Trying something different today – posting a picture I took in the field. This was from a December seed-collecting trip in one of the remnant prairies in the Dallas/Fort Worth area.
This is a Rattlesnake Master (Eryngium yuccifolium). I like its stark contrast with the azure sky, and the obviously wintry trees in the background.
Things I noticed about RSM (as I abbreviated it in my notes):
- This plant is well armed against herbivory!
- Echinacea & RSM seedheads “look like sisters”
- The stalk is so stiff that when I removed seedheads, the recoil spread a few seeds. That reassurds me that I wasn’t removing the whole population.
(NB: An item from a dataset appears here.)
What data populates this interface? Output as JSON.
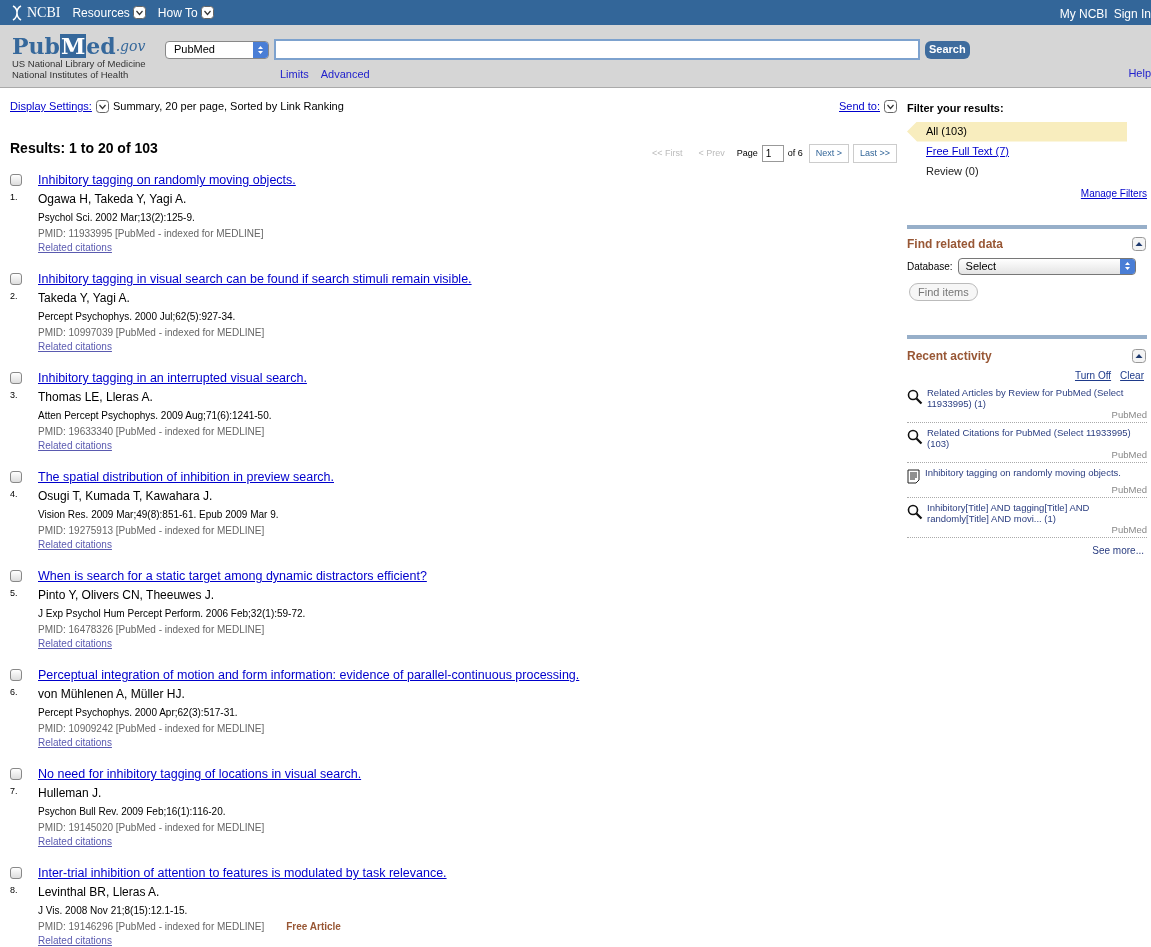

- Other species close by (associates): Echinacea, azure sage, little blue stem, Dewberry, wild rose
- Gathering is very good work for learning a species.
Things I’ve learned:
- It’s an erygnium! Like “Eryngo”, that gorgeous purple “thistle” in the carrot family
- Huge range in the US: Mentally draw a big rough trapezoid from Florida Westward to Texas, North to Minnesota and East to Ohio
After I found my first patch of Rattlesnake Master by blundering onto it, and removed every seed head I could find, I realized I was clueless to where I should go next. So I stood in place and looked down. What species were at my feet? Then I looked farther away. What species were clumped beyond this patch that weren’t represented here underfoot? How did the other patches of vegetation look: color & texture? How did this one compare? My impressions that other patches were warm maroon brown, and [the one I was in was] ‘spikey’ with hackberries. (There were other clues, like Dewberry thickness and proximity to motts vs open prairie.) So using my new ‘vision,’ I picked out a similar spot about 1/8 mile away. I walked there and was elated as if finding an old friend when I went right to more Rattlesnake master: There ARE patterns to be discerned.